Difficile de ne pas employer des termes philosophico-poético-pompeux pour décrire une oeuvre majeure du black metôle. Car quoi qu'on pense de Vikernes, il semble bien que ce Hvis Lyset Tar Oss rentre dans cette catégorie (très) restreinte, véritable objet de culte qui alimente l'aura - ou le buzz comme dirait la branchitude web 2.0 de son controversé géniteur et rappelons le, unique membre et maître à penser de Burzum.

Il y a encore une chose qui rend Burzum particulier par rapport à ses congénères de l'époque, c'est le paradoxe d'une approche musicale plutôt moderne et novatrice, en support d'une idéologie ouvertement passéiste et nostalgique de temps reculés supposés meilleurs ou plus purs, sorte de mythe du paradis perdu revisité à la sauce nordique (outre Darkthrone, Vikernes semble avoir longtemps été fan de "Lost Paradise", le 1er Paradise Lost). Pour la modernité, n'allez pas la chercher dans la sophistication de la production, qui est réduite à sa plus simple expression, ni même dans celle des compositions épurées au maximum, et d'ailleurs le minimalisme est un crédo pour tous les groupes black de cette époque, less is more. Quand je parle de modernité c'est en fait à propos de la nature profondément ambient de cet album et qui le rend particulier. Sans vouloir établir de parallèle facile, je trouve que Hvis Lyset Tar Oss était un peu au black ce que Slowdive était au shoegaze, ou Cocteau Twins à la new wave. Cet aspect est en filigrane sur tout l'album, pas seulement le final très planant Tomhet.
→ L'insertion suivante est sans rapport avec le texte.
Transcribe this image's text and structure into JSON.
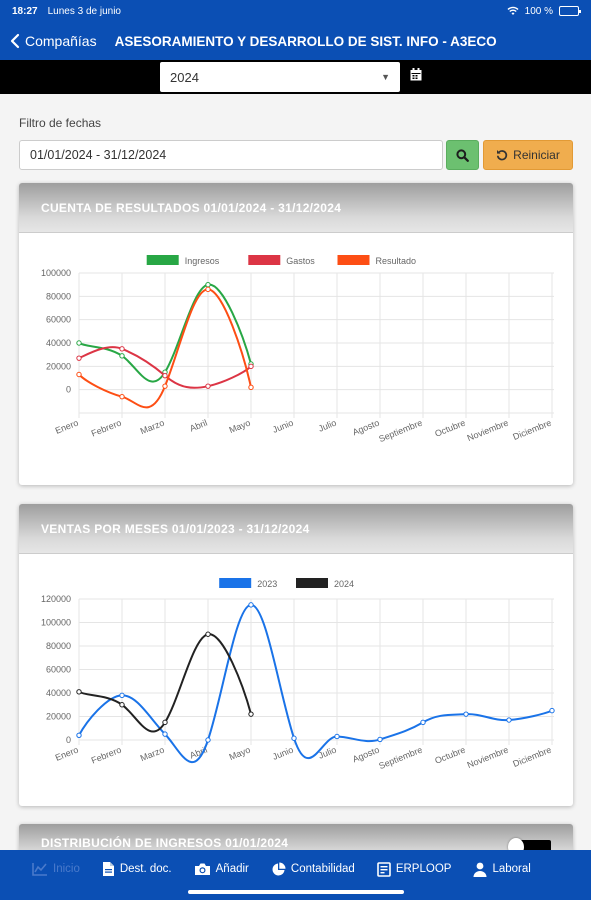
{
  "status": {
    "time": "18:27",
    "date": "Lunes 3 de junio",
    "battery": "100 %"
  },
  "nav": {
    "back_label": "Compañías",
    "title": "ASESORAMIENTO Y DESARROLLO DE SIST. INFO - A3ECO"
  },
  "year_select": {
    "value": "2024"
  },
  "filter": {
    "label": "Filtro de fechas",
    "range": "01/01/2024 - 31/12/2024",
    "reset_label": "Reiniciar"
  },
  "card_results": {
    "title": "CUENTA DE RESULTADOS 01/01/2024 - 31/12/2024"
  },
  "card_sales": {
    "title": "VENTAS POR MESES 01/01/2023 - 31/12/2024"
  },
  "card_income": {
    "title": "DISTRIBUCIÓN DE INGRESOS 01/01/2024"
  },
  "tabs": [
    {
      "label": "Inicio",
      "icon": "chart-icon"
    },
    {
      "label": "Dest. doc.",
      "icon": "document-icon"
    },
    {
      "label": "Añadir",
      "icon": "camera-icon"
    },
    {
      "label": "Contabilidad",
      "icon": "pie-icon"
    },
    {
      "label": "ERPLOOP",
      "icon": "erp-icon"
    },
    {
      "label": "Laboral",
      "icon": "person-icon"
    }
  ],
  "colors": {
    "brand": "#0b4fb4",
    "ingresos": "#28a745",
    "gastos": "#dc3545",
    "resultado": "#fd4e14",
    "s2023": "#1a73e8",
    "s2024": "#222222"
  },
  "chart_data": [
    {
      "type": "line",
      "categories": [
        "Enero",
        "Febrero",
        "Marzo",
        "Abril",
        "Mayo",
        "Junio",
        "Julio",
        "Agosto",
        "Septiembre",
        "Octubre",
        "Noviembre",
        "Diciembre"
      ],
      "series": [
        {
          "name": "Ingresos",
          "values": [
            40000,
            29000,
            15000,
            90000,
            22000,
            null,
            null,
            null,
            null,
            null,
            null,
            null
          ]
        },
        {
          "name": "Gastos",
          "values": [
            27000,
            35000,
            12000,
            3000,
            20000,
            null,
            null,
            null,
            null,
            null,
            null,
            null
          ]
        },
        {
          "name": "Resultado",
          "values": [
            13000,
            -6000,
            3000,
            86000,
            2000,
            null,
            null,
            null,
            null,
            null,
            null,
            null
          ]
        }
      ],
      "yticks": [
        "100000",
        "80000",
        "60000",
        "40000",
        "20000",
        "0"
      ],
      "ylim": [
        -20000,
        100000
      ],
      "legend": "top"
    },
    {
      "type": "line",
      "categories": [
        "Enero",
        "Febrero",
        "Marzo",
        "Abril",
        "Mayo",
        "Junio",
        "Julio",
        "Agosto",
        "Septiembre",
        "Octubre",
        "Noviembre",
        "Diciembre"
      ],
      "series": [
        {
          "name": "2023",
          "values": [
            4000,
            38000,
            5000,
            0,
            115000,
            1500,
            3000,
            500,
            15000,
            22000,
            17000,
            25000
          ]
        },
        {
          "name": "2024",
          "values": [
            41000,
            30000,
            15000,
            90000,
            22000,
            null,
            null,
            null,
            null,
            null,
            null,
            null
          ]
        }
      ],
      "yticks": [
        "120000",
        "100000",
        "80000",
        "60000",
        "40000",
        "20000",
        "0"
      ],
      "ylim": [
        0,
        120000
      ],
      "legend": "top"
    }
  ]
}
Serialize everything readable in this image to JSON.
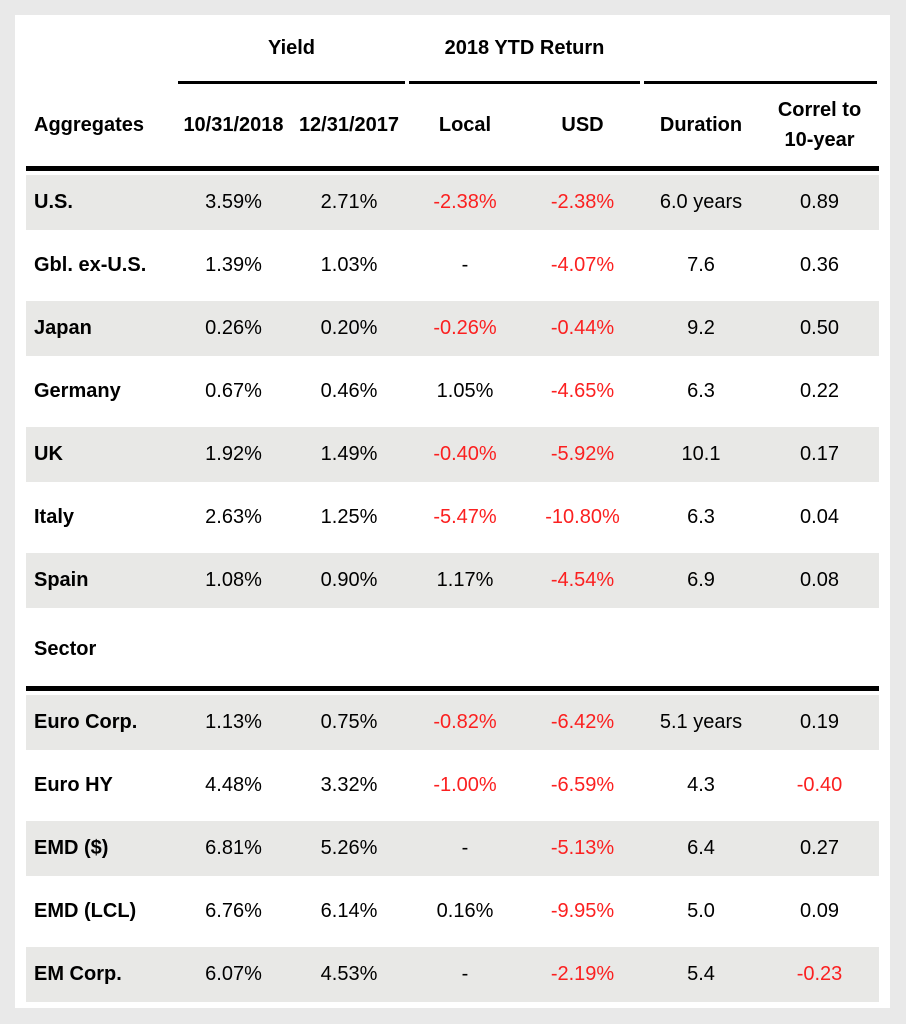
{
  "colors": {
    "negative": "#fb2020",
    "stripe": "#e8e8e6",
    "page_background": "#e9e9e9",
    "line": "#000000"
  },
  "chart_data": {
    "type": "table",
    "group_headers": {
      "yield": "Yield",
      "ytd_return": "2018 YTD Return"
    },
    "columns": {
      "aggregates": "Aggregates",
      "yield_current": "10/31/2018",
      "yield_prior": "12/31/2017",
      "local": "Local",
      "usd": "USD",
      "duration": "Duration",
      "correl": "Correl to\n10-year"
    },
    "aggregates": {
      "rows": [
        {
          "label": "U.S.",
          "values": [
            "3.59%",
            "2.71%",
            "-2.38%",
            "-2.38%",
            "6.0 years",
            "0.89"
          ]
        },
        {
          "label": "Gbl. ex-U.S.",
          "values": [
            "1.39%",
            "1.03%",
            "-",
            "-4.07%",
            "7.6",
            "0.36"
          ]
        },
        {
          "label": "Japan",
          "values": [
            "0.26%",
            "0.20%",
            "-0.26%",
            "-0.44%",
            "9.2",
            "0.50"
          ]
        },
        {
          "label": "Germany",
          "values": [
            "0.67%",
            "0.46%",
            "1.05%",
            "-4.65%",
            "6.3",
            "0.22"
          ]
        },
        {
          "label": "UK",
          "values": [
            "1.92%",
            "1.49%",
            "-0.40%",
            "-5.92%",
            "10.1",
            "0.17"
          ]
        },
        {
          "label": "Italy",
          "values": [
            "2.63%",
            "1.25%",
            "-5.47%",
            "-10.80%",
            "6.3",
            "0.04"
          ]
        },
        {
          "label": "Spain",
          "values": [
            "1.08%",
            "0.90%",
            "1.17%",
            "-4.54%",
            "6.9",
            "0.08"
          ]
        }
      ]
    },
    "section_label": "Sector",
    "sector": {
      "rows": [
        {
          "label": "Euro Corp.",
          "values": [
            "1.13%",
            "0.75%",
            "-0.82%",
            "-6.42%",
            "5.1 years",
            "0.19"
          ]
        },
        {
          "label": "Euro HY",
          "values": [
            "4.48%",
            "3.32%",
            "-1.00%",
            "-6.59%",
            "4.3",
            "-0.40"
          ]
        },
        {
          "label": "EMD ($)",
          "values": [
            "6.81%",
            "5.26%",
            "-",
            "-5.13%",
            "6.4",
            "0.27"
          ]
        },
        {
          "label": "EMD (LCL)",
          "values": [
            "6.76%",
            "6.14%",
            "0.16%",
            "-9.95%",
            "5.0",
            "0.09"
          ]
        },
        {
          "label": "EM Corp.",
          "values": [
            "6.07%",
            "4.53%",
            "-",
            "-2.19%",
            "5.4",
            "-0.23"
          ]
        }
      ]
    }
  }
}
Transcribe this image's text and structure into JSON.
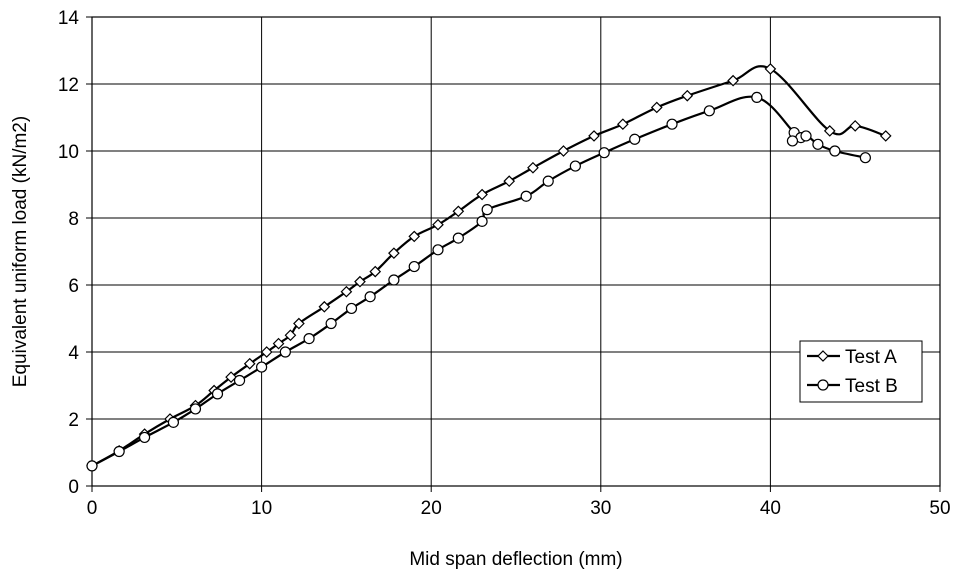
{
  "chart_data": {
    "type": "line",
    "title": "",
    "xlabel": "Mid span deflection (mm)",
    "ylabel": "Equivalent uniform load (kN/m2)",
    "xlim": [
      0,
      50
    ],
    "ylim": [
      0,
      14
    ],
    "xticks": [
      0,
      10,
      20,
      30,
      40,
      50
    ],
    "yticks": [
      0,
      2,
      4,
      6,
      8,
      10,
      12,
      14
    ],
    "xtick_labels": [
      "0",
      "10",
      "20",
      "30",
      "40",
      "50"
    ],
    "ytick_labels": [
      "0",
      "2",
      "4",
      "6",
      "8",
      "10",
      "12",
      "14"
    ],
    "grid": true,
    "legend_position": "lower-right",
    "series": [
      {
        "name": "Test A",
        "marker": "diamond",
        "color": "#000000",
        "points": [
          [
            0.0,
            0.6
          ],
          [
            1.6,
            1.05
          ],
          [
            3.1,
            1.55
          ],
          [
            4.6,
            2.0
          ],
          [
            6.1,
            2.4
          ],
          [
            7.2,
            2.85
          ],
          [
            8.2,
            3.25
          ],
          [
            9.3,
            3.65
          ],
          [
            10.3,
            4.0
          ],
          [
            11.0,
            4.25
          ],
          [
            11.7,
            4.5
          ],
          [
            12.2,
            4.85
          ],
          [
            13.7,
            5.35
          ],
          [
            15.0,
            5.8
          ],
          [
            15.8,
            6.1
          ],
          [
            16.7,
            6.4
          ],
          [
            17.8,
            6.95
          ],
          [
            19.0,
            7.45
          ],
          [
            20.4,
            7.8
          ],
          [
            21.6,
            8.2
          ],
          [
            23.0,
            8.7
          ],
          [
            24.6,
            9.1
          ],
          [
            26.0,
            9.5
          ],
          [
            27.8,
            10.0
          ],
          [
            29.6,
            10.45
          ],
          [
            31.3,
            10.8
          ],
          [
            33.3,
            11.3
          ],
          [
            35.1,
            11.65
          ],
          [
            37.8,
            12.1
          ],
          [
            40.0,
            12.45
          ],
          [
            43.5,
            10.6
          ],
          [
            45.0,
            10.75
          ],
          [
            46.8,
            10.45
          ]
        ]
      },
      {
        "name": "Test B",
        "marker": "circle",
        "color": "#000000",
        "points": [
          [
            0.0,
            0.6
          ],
          [
            1.6,
            1.03
          ],
          [
            3.1,
            1.45
          ],
          [
            4.8,
            1.9
          ],
          [
            6.1,
            2.3
          ],
          [
            7.4,
            2.75
          ],
          [
            8.7,
            3.15
          ],
          [
            10.0,
            3.55
          ],
          [
            11.4,
            4.0
          ],
          [
            12.8,
            4.4
          ],
          [
            14.1,
            4.85
          ],
          [
            15.3,
            5.3
          ],
          [
            16.4,
            5.65
          ],
          [
            17.8,
            6.15
          ],
          [
            19.0,
            6.55
          ],
          [
            20.4,
            7.05
          ],
          [
            21.6,
            7.4
          ],
          [
            23.0,
            7.9
          ],
          [
            23.3,
            8.25
          ],
          [
            25.6,
            8.65
          ],
          [
            26.9,
            9.1
          ],
          [
            28.5,
            9.55
          ],
          [
            30.2,
            9.95
          ],
          [
            32.0,
            10.35
          ],
          [
            34.2,
            10.8
          ],
          [
            36.4,
            11.2
          ],
          [
            39.2,
            11.6
          ],
          [
            41.4,
            10.55
          ],
          [
            41.8,
            10.4
          ],
          [
            41.3,
            10.3
          ],
          [
            42.1,
            10.45
          ],
          [
            42.8,
            10.2
          ],
          [
            43.8,
            10.0
          ],
          [
            45.6,
            9.8
          ]
        ]
      }
    ]
  }
}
Vikernes construit une cathédrale sonore avec des riffs monotones répétés toujours plus de fois qu'on aurait éventuellement envie d'en compter. Les claviers viennent parfois en renfort comme sur le très épique Det Som En Gang Var, mais il n'est jamais question de BM grandiloquent à la Emperor, l'emphase n'étant pas le propos de Burzum. Le tout est appuyé par des tempi pas moins monolithiques, dans une gamme allant du ternaire lugubre et maudit au speed stroboscopique, en passant par le bon vieux kick/snare basique et bien guerrier façon Bathory...ou Manowar. On en oublierait presque la voix de Vikernes, hurlement sec du haut de la gorge qui m'évoque un peu Quorthon (RIP), sans effet, véritable condensé de douleur crue ou la frustration le dispute au désespoir... si j'en crois le freeware sensé me servir de traducteur, les paroles de Det Som En Gang Var traitent de la vacuité de la vie moderne comparée à celle des gens d'autrefois, avant de conclure sur quelque chose comme "nous n'avons jamais vécu" ou un truc du genre, sur fond musical plus lugubre tu meurs.. tout un programme...

D'une grande variété tout en étant parfaitement cohérent et maîtrisé de la première à la dernière seconde, le skeud se présente comme une escalade dans la violence sur les 3 premiers titres : en terme de tempo comme de riffs (quelques dissonances bien torturées sur le 3ème, voir la tracklist svp ça m'évitera de l'écorcher...).Cette escalade se termine sur un arpège saturé lancinant et franchement glauque, comme si Vikernes rendait les armes, exsangue après avoir vomi toute la haine dont il était capable. Après quoi le morceau se termine par une partie plus mélodique et metal, un peu dommage à mon goût... Vient pour finir le déjà cité morceau ambiant Tomhet entièrement aux synthés, qui nous plonge presque dans la béatitude après toutes ces émotions fortes... certains lui trouvent un côté morbide, mouais... j'ai plus envie de dire "contemplatif", un peu à la Skepticism...4 titres ça semble bien maigre sur le papier, mais ça suffit pour en ressortir chamboulé. Nul doute que c'était l'objectif de Vikernes.